British geologist (1797–1860)

William Hutton (26 July 1797 – 20 November 1860) was a British geologist.

==Biography==
Hutton was born 26 July 1797 in Sunderland, the son of a colliery viewer, but was settled in Newcastle-on-Tyne by 1827. He was an agent of the Norwich Fire Insurance Company. He soon acquired a reputation as a practical geologist, an authority upon the coal measures, and an ardent collector of coal-fossils. It was said that 'The fossils of our coal-fields first found an exponent in him.' John Buddle gave him great advantages in his researches. He was an honorary secretary of the Newcastle Natural History Society from its foundation in 1829 till he left Newcastle in 1846. He wrote a number of papers for the society's 'Transactions' between 1831 and 1838.

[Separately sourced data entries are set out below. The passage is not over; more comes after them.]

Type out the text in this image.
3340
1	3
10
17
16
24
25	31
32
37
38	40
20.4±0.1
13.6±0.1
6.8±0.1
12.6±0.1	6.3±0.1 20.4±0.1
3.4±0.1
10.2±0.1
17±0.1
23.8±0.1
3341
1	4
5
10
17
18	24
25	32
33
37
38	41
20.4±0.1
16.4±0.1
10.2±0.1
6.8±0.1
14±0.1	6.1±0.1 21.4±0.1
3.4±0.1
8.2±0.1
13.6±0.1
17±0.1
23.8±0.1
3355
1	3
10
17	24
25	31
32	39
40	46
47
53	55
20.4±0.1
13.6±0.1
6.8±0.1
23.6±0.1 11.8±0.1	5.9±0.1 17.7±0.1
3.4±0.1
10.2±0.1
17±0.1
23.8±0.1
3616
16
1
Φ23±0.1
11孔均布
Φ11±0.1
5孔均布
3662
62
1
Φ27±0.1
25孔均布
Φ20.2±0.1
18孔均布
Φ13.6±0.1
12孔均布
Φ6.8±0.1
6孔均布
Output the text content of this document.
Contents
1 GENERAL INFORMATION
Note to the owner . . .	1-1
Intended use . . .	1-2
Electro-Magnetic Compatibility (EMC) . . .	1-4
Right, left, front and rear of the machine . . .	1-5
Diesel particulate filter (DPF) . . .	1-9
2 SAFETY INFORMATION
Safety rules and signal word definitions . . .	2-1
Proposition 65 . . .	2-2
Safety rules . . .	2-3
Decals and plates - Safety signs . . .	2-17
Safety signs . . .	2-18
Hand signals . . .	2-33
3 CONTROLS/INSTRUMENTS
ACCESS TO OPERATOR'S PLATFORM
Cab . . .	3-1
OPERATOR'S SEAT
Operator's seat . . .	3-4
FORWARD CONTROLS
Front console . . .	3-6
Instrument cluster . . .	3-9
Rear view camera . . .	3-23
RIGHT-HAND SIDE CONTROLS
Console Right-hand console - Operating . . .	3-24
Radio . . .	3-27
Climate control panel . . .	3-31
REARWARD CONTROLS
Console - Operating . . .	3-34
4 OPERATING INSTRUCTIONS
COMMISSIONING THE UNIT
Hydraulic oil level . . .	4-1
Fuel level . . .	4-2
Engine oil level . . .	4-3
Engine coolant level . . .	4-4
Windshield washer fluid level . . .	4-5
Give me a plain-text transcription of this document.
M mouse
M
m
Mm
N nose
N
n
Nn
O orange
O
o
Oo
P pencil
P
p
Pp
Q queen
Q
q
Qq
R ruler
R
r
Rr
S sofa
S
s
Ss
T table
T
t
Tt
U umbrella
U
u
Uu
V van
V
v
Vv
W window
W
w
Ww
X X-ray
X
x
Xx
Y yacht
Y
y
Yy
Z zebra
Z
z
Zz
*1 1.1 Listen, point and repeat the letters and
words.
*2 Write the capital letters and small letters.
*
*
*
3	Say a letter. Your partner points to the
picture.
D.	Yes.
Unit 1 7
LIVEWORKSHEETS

He was elected a Fellow of the Royal Society in June, 1840.

He helped establish mechanics' institutes in the north of England. He was a fellow of the Geological Society of London, and contributed papers to its Transactions in 1846, Hutton settled at Malta, but returned to Newcastle in 1857, and then West Hartlepool, where he died 20 Nov. 1860.

His portrait, by Carrick, is in the possession of the North of England Institute of Mining and Mechanical Engineers at Newcastle-on-Tyne. After his death Professor G. A. Lebour edited from his papers and from those of Dr. Lindley 'Illustrations of Fossil Plants,' London, 1877; this was published for the North of England Institute of Mining and Mechanical Engineers, and contained a reproduction of Carrick's portrait of Hutton. Hutton's valuable collections of fossils, which passed to the council of the Mining Institute, is now partly in the Museum of the Natural History Society at Newcastle, and partly in the Museum of the Durham College of Physical Science in the same town.